Los medios oficiales indicaron que Kim había supervisado dos rondas adicionales de pruebas desde el mismo destructor el mes pasado. Tras los lanzamientos más recientes, el líder declaró que el gobierno mantiene el objetivo de una “expansión ilimitada” de sus fuerzas nucleares y ordenó tareas para mejorar las capacidades de ataque nuclear y de respuesta rápida.
También revisó planes para los sistemas de armas de un tercer y un cuarto destructor en construcción, y presentó al Choe Hyon como un paso importante para ampliar el alcance operativo y las capacidades de ataque preventivo de las fuerzas armadas norcoreanas.
Los medios estatales sostienen que el buque está pensado para portar diversos sistemas, incluidos armamento antiaéreo, misiles antibuque y misiles balísticos y de crucero con posible capacidad nuclear. Sin embargo, funcionarios y expertos de Corea del Sur han planteado que la embarcación podría haber recibido asistencia rusa y algunos especialistas cuestionan si está lista para un servicio activo pleno.
Corea del Norte presentó un segundo destructor de la misma clase en mayo del año anterior, pero ese buque sufrió daños durante un lanzamiento fallido en el puerto de Chongjin, lo que provocó el enfado de Kim. El barco, denominado Kang Kon, fue relanzado en junio tras reparaciones, aunque expertos externos expresaron dudas sobre su operatividad completa.
Según los reportes oficiales, un tercer destructor en construcción en el astillero de Nampo, en la costa occidental, debería entregarse para octubre, coincidiendo con el aniversario de la fundación del Partido de los Trabajadores.
Las recientes pruebas desde el Choe Hyon se suman a otros ensayos armamentísticos realizados en los últimos días, que incluyeron diversos sistemas nuevos, entre ellos misiles balísticos con ojivas de racimo. Al mismo tiempo, altos cargos norcoreanos emitieron declaraciones en tono duro, menospreciando las expectativas de Corea del Sur sobre un mejoramiento de las relaciones bilaterales.

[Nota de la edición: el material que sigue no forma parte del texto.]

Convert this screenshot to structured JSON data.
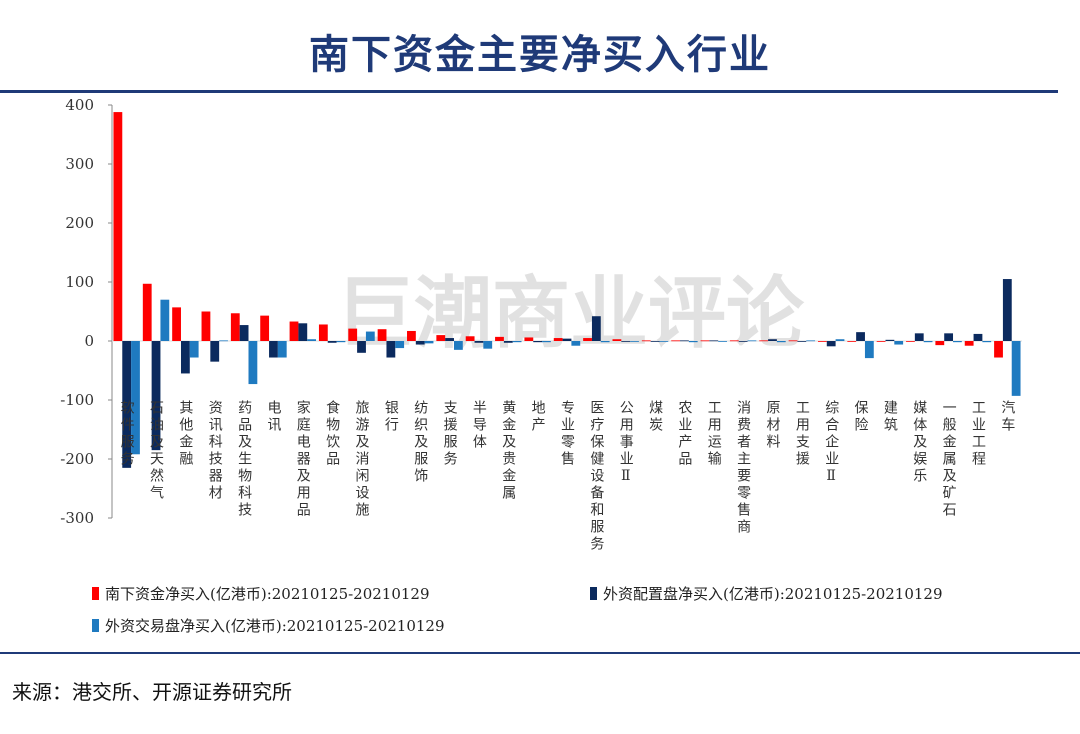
{
  "title": "南下资金主要净买入行业",
  "source": "来源：港交所、开源证券研究所",
  "watermark": "巨潮商业评论",
  "chart_data": {
    "type": "bar",
    "title": "",
    "xlabel": "",
    "ylabel": "",
    "ylim": [
      -300,
      400
    ],
    "yticks": [
      -300,
      -200,
      -100,
      0,
      100,
      200,
      300,
      400
    ],
    "grid": false,
    "legend": "bottom",
    "categories": [
      "软件服务",
      "石油及天然气",
      "其他金融",
      "资讯科技器材",
      "药品及生物科技",
      "电讯",
      "家庭电器及用品",
      "食物饮品",
      "旅游及消闲设施",
      "银行",
      "纺织及服饰",
      "支援服务",
      "半导体",
      "黄金及贵金属",
      "地产",
      "专业零售",
      "医疗保健设备和服务",
      "公用事业Ⅱ",
      "煤炭",
      "农业产品",
      "工用运输",
      "消费者主要零售商",
      "原材料",
      "工用支援",
      "综合企业Ⅱ",
      "保险",
      "建筑",
      "媒体及娱乐",
      "一般金属及矿石",
      "工业工程",
      "汽车"
    ],
    "series": [
      {
        "name": "南下资金净买入(亿港币):20210125-20210129",
        "color": "#ff0000",
        "values": [
          388,
          97,
          57,
          50,
          47,
          43,
          33,
          28,
          21,
          20,
          17,
          10,
          8,
          7,
          6,
          5,
          5,
          3,
          1,
          1,
          1,
          1,
          1,
          1,
          -1,
          -1,
          -1,
          -1,
          -7,
          -8,
          -28
        ]
      },
      {
        "name": "外资配置盘净买入(亿港币):20210125-20210129",
        "color": "#0b2a5e",
        "values": [
          -215,
          -185,
          -55,
          -35,
          27,
          -28,
          30,
          -3,
          -20,
          -28,
          -6,
          5,
          -3,
          -3,
          -2,
          4,
          42,
          -1,
          -1,
          1,
          1,
          -1,
          3,
          -1,
          -9,
          15,
          2,
          13,
          13,
          12,
          105
        ]
      },
      {
        "name": "外资交易盘净买入(亿港币):20210125-20210129",
        "color": "#1f7ac0",
        "values": [
          -192,
          70,
          -28,
          1,
          -73,
          -28,
          3,
          -2,
          16,
          -12,
          -4,
          -15,
          -13,
          -2,
          -2,
          -8,
          -2,
          -1,
          -1,
          -2,
          -1,
          1,
          -2,
          1,
          3,
          -29,
          -6,
          -2,
          -2,
          -2,
          -93
        ]
      }
    ]
  }
}
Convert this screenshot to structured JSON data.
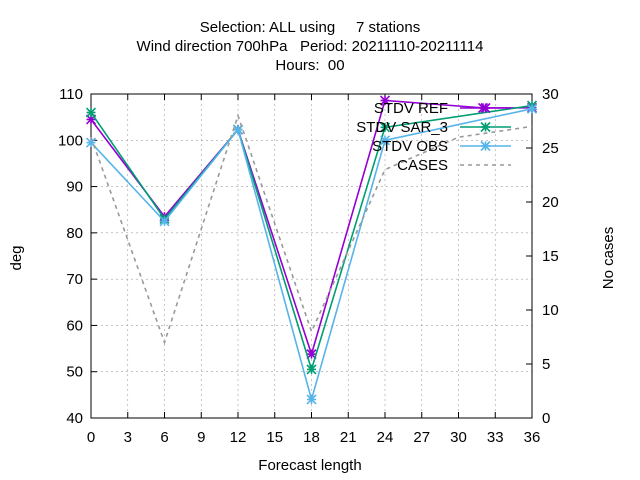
{
  "chart_data": {
    "type": "line",
    "title_lines": [
      "Selection: ALL using     7 stations",
      "Wind direction 700hPa   Period: 20211110-20211114",
      "Hours:  00"
    ],
    "xlabel": "Forecast length",
    "ylabel": "deg",
    "y2label": "No cases",
    "xlim": [
      0,
      36
    ],
    "ylim": [
      40,
      110
    ],
    "y2lim": [
      0,
      30
    ],
    "x_ticks": [
      0,
      3,
      6,
      9,
      12,
      15,
      18,
      21,
      24,
      27,
      30,
      33,
      36
    ],
    "y_ticks": [
      40,
      50,
      60,
      70,
      80,
      90,
      100,
      110
    ],
    "y2_ticks": [
      0,
      5,
      10,
      15,
      20,
      25,
      30
    ],
    "grid": true,
    "legend_position": "top-right",
    "series": [
      {
        "name": "STDV REF",
        "axis": "left",
        "color": "#9400d3",
        "marker": "star",
        "x": [
          0,
          6,
          12,
          18,
          24,
          32,
          36
        ],
        "values": [
          104.5,
          83.5,
          102.3,
          53.8,
          108.6,
          107.0,
          107.0
        ]
      },
      {
        "name": "STDV SAR_3",
        "axis": "left",
        "color": "#009e73",
        "marker": "star",
        "x": [
          0,
          6,
          12,
          18,
          24,
          36
        ],
        "values": [
          106.0,
          83.0,
          102.3,
          50.5,
          102.8,
          107.5
        ]
      },
      {
        "name": "STDV OBS",
        "axis": "left",
        "color": "#56b4e9",
        "marker": "star",
        "x": [
          0,
          6,
          12,
          18,
          24,
          36
        ],
        "values": [
          99.5,
          82.5,
          102.3,
          44.0,
          100.0,
          106.8
        ]
      },
      {
        "name": "CASES",
        "axis": "right",
        "color": "#999999",
        "marker": "none",
        "dashed": true,
        "x": [
          0,
          6,
          12,
          18,
          24,
          30,
          36
        ],
        "values": [
          26,
          7,
          28,
          8,
          23,
          26,
          27
        ]
      }
    ]
  }
}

Kim mantiene suspendido el diálogo sustantivo con Washington y Seúl desde el colapso de la diplomacia con el presidente estadounidense Donald Trump en 2019. Desde entonces adoptó una postura de línea dura contra Corea del Sur, al que describe como su adversario “más hostil”, y rechazó propuestas de Estados Unidos para retomar conversaciones que condicionan el diálogo a la desnuclearización.
En el plano internacional, Rusia se ha convertido en una prioridad de la política exterior norcoreana en los últimos años: Pyongyang habría enviado miles de soldados y grandes cargamentos de armas en apoyo a la invasión rusa de Ucrania. Paralelamente, Corea del Norte ha profundizado sus vínculos con China, su aliado tradicional y principal sostén económico, y expresó respaldo a la búsqueda de un “mundo multipolar” durante un encuentro con el canciller chino.